After all, Easter is the climax of a story about bodies. Bodies placed in a garden, bodies wandering the wilderness, God become a body in Jesus Christ, that body being judged and killed, and that body being raised up again.
A little later on, in the Church's way of telling time, we will make our way to Pentecost where God's breath, life and Spirit will breathe once again on a body of people who will become, the body of Christ on earth.
That body of people will be a faithfully-waiting-forestaste of the realm of Spirit (heaven), filling the realm of the body (Earth) and all things being made new again.
But in this time between the times, we don't like our bodies very much. We often abuse our bodies, become numb to them, or seek to escape them, and yet as I've rehearsed above, God's story is inherently a story of bodies.
So, this week is all about the in-bodied human Jesus rescuing humanity through recovering the vocation of Adam, to be an in-body representation of God.
Jesus recovers this in His incarnation, His life, His death and then the first act of God's new creation is the resurrection of Jesus body.
In Mark 11, we read that in the last week of Jesus' life, he returns to the centre of the world for God's people; Jerusalem. In the week before violence is done to Jesus' body, we see him bring a form of violent judgement on what God's people had understood to be the Holiest place on Earth.
15 On reaching Jerusalem, Jesus entered the temple courts and began driving out those who were buying and selling there. He overturned the tables of the money changers and the benches of those selling doves, 16 and would not allow anyone to carry merchandise through the temple courts. 17 And as he taught them, he said, "Is it not written: 'My house will be called a house of prayer for all nations'? But you have made it 'a den of robbers.'
18 The chief priests and the teachers of the law heard this and began looking for a way to kill him, for they feared him, because the whole crowd was amazed at his teaching.
19 When evening came, Jesus and his disciples went out of the city.
The temple wasn't just the centre of religious life for the jews, it was the centre of the world for them.
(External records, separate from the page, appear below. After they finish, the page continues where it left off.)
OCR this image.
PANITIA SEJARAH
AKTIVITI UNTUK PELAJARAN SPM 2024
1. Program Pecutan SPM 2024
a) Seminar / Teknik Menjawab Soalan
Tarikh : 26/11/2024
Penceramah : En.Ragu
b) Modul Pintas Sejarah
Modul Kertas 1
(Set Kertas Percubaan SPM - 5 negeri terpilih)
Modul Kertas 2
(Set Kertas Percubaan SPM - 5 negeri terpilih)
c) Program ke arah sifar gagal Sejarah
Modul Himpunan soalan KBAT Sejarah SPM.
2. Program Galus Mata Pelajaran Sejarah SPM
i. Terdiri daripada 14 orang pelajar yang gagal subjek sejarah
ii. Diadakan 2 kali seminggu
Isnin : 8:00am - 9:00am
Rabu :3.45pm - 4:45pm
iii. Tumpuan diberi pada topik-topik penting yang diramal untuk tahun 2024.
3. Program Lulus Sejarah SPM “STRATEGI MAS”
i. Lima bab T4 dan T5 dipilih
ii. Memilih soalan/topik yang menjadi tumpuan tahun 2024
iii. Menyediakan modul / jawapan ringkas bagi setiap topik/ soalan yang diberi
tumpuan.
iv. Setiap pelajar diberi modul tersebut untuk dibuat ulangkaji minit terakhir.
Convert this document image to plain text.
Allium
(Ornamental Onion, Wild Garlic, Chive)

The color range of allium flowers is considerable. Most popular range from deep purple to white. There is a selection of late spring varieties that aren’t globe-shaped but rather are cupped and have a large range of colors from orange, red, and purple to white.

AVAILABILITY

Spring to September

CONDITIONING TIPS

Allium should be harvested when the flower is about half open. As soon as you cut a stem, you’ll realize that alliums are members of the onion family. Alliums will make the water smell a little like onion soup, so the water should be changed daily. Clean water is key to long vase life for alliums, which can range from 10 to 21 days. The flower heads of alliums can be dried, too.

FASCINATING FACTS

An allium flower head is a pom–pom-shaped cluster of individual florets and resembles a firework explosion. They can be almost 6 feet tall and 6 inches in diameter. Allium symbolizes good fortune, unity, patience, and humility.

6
It was the very presence of God amongst them.
It was the place God had given them to be a reminder of the temple-palace-garden that was set up in Eden. Eden was intended to be a basecamp for making something beautiful out of God's wider creation in partnership with His image bearers.
The Genesis story shows us that God's creation was intended to be a temple where God's presence was to be manifest. At the centre was the image bearer, Adam, representing God to the creation as a Priest and King. Throughout the story of Israel, a desire to recover this sense of God's presence dwelling with them is a constant.
The interior of the temple was actually laid out as a garden, the roof as the cosmos of stars. The temple and, particularly, the holy of holies, was the space of the expected new creation. The place where the spaces of heaven and earth overlapped.
The purpose of the temple was to mediate that presence and that one day the temple would be like an atom bomb of the new creation. This tiny space on earth expanding God's redeemed space, heaven and earth united.